We were also pissed that he referred us to his ‘close friend,’ who scammed us for our blank hats and the 50% deposit. He admitted that he didn’t know how Fred operated his business and that he wasn’t a ‘close friend,’ but more of an acquaintance that he had sold a screen printer to.
At this point, it was already the beginning of August, and we didn’t have our hats. And we only had a dozen tanks that we felt comfortable selling. So much for releasing a new collection. We felt we took a major step backwards.
It was a stressful time, to say the least.
I continued to relentlessly contact Fred. Continued to call him three times a day. Still no response. I realized that it was a red flag that when I paid the deposit, Fred told me to make the check out to him instead of his company. Basically, we concluded that we got scammed.
At this point, there was nothing much to do. Except Google helped us find the hat company’s Instagram page – somehow they had 20,000+ followers. I went to their most recent photo and commented that either their customer support is insanely bad or that I had been scammed. I also warned everyone else on Instagram who requested a quote from the company. Still no reply. At this point, we were trying to figure out why this company would pose as a legitimate embroidery and printing company to scam us for less than $300.
So here was our last resort. We made a fictitious email and got a new number through Google Voice, and posed as an interested client – Ronny King. We requested a quote for a huge order: 1,000 hats, with a possibility for 3,000 – 4,000 more if they turned out well. Almost instantly, we get a reply. It was ridiculous because they were dodging our emails for a week, but they replied within five minutes to this ‘bigger’ client. But the guy who replies isn’t Fred. It’s another rep. Which makes things even more confusing.

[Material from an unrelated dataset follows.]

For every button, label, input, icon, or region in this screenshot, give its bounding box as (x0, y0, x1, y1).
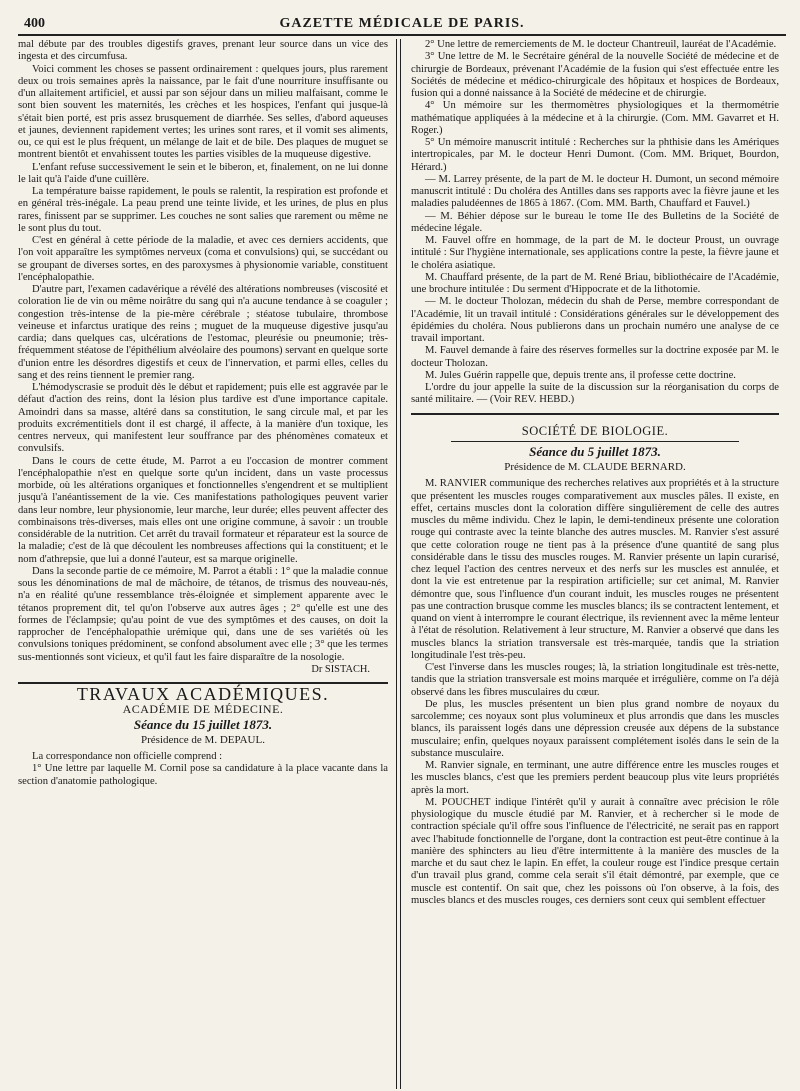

Anyway, as Ronny King, we told the rep that we saw some comments on their Instagram page about poor customer support, and that some companies were expressing their displeasure. He immediately deleted those comments, which made them seem even more suspect. Soon after, we finally get a reply from the rep in our Winter Lotus inbox. He asked me to stop spamming their Instagram page, to stay patient, and that he’d contact Fred about my order. This was the first moment that we felt we had a chance to get the hats after all.
Of course, the rep continued to eagerly exchange messages with Ronny King. As Ronny, we basically said that we wouldn’t be comfortable placing a 1,000-hat order until we knew that he had fulfilled the other hat orders. Eventually, we got our hats on August 6 – a week and a half later than we were supposed to, but we still got them. Fred claimed he was in the hospital for a nervous breakdown, and that’s what caused the delay.
Whatever the case, we were relieved that we could actually release a collection. We released this collection on August 11. Our Ancient tee and Lotus snapbacks became our most popular items.
And we’ve reinvested the majority of the sales into our recently launched Fall collection. We definitely felt our Fall collection was stronger. We had a few pieces (cut-and-sew tee and mesh jersey) that aren’t as prevalent in streetwear startups. And we focused on shooting an interesting lookbook.
So what’s next? Well, we’re looking at a Winter drop of Mid-December. But we’re going to have a few giveaways in the meantime, so you guys can get free stuff.